Prof. Daniel Sila lauds the launch of the Grain Mill Owners association

Prof. Sila further said that JKUAT will continue undertaking research and innovating in the area of food fortification in a bid to inform policy decisions and guide the development of interventions aimed at improving the production, distribution, and consumption of maize flour.

“As an academic institution, our key role is to support millers with relevant knowledge, research outputs and innovations to provide practical solutions to the challenges facing the millers,” said Prof. Sila.

For instance, the EU-funded Food Fortification Project, domiciled at JKUAT with the help of faculty and students has developed a Fourier Transform Near Infrared (FT-NIR) based model that is more rapid and non-invasive analytical tool.

According to Prof. Sila, who is also the JKUAT Principal, College of Agriculture and Natural Resources, FT-NIR is timely, has a short turn-around time and can handle high number of samples when evaluating the stability of vitamins and minerals in fortified maize flour.
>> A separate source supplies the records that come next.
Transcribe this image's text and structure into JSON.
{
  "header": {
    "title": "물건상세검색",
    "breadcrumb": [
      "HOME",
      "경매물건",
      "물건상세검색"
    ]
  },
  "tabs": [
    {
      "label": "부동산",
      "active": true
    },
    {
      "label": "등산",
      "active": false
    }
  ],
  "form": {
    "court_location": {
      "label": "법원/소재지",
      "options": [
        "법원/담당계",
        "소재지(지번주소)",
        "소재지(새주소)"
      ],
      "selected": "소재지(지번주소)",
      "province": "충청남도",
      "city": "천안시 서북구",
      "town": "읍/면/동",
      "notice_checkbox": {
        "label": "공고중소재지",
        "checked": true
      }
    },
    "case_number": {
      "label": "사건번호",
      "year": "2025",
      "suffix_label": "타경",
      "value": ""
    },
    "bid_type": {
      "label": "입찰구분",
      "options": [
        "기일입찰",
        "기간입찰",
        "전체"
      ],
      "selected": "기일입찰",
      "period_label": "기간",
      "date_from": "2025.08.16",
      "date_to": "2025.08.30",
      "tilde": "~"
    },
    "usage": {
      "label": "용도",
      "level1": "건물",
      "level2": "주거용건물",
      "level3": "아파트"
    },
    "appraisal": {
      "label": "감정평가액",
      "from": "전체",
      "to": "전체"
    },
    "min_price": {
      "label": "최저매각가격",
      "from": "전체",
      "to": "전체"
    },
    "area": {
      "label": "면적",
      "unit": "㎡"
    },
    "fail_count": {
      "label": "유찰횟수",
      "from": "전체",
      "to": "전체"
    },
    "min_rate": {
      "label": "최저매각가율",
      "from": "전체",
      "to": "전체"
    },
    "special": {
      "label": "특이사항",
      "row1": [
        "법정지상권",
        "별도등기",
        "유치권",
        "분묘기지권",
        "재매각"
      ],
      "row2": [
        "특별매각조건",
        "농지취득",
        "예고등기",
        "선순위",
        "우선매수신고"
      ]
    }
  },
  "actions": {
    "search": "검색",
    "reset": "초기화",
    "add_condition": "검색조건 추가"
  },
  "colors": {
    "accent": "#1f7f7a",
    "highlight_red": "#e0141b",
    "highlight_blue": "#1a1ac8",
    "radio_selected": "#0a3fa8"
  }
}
The conference also saw the launch of the Grain Mill Owners Association (GMOA) an umbrella body consisting of six millers’ associations to advocate for the interests of its members in policy and regulatory matters while promoting a sustainable and competitive grain milling industry that can contribute to the economic development of Kenya.

The one-day conference was organised by the Grain Mill Owners Association (GMOA) in partnership with Nutrition International (NI), Jomo Kenyatta University of Agriculture and Technology among other stakeholders.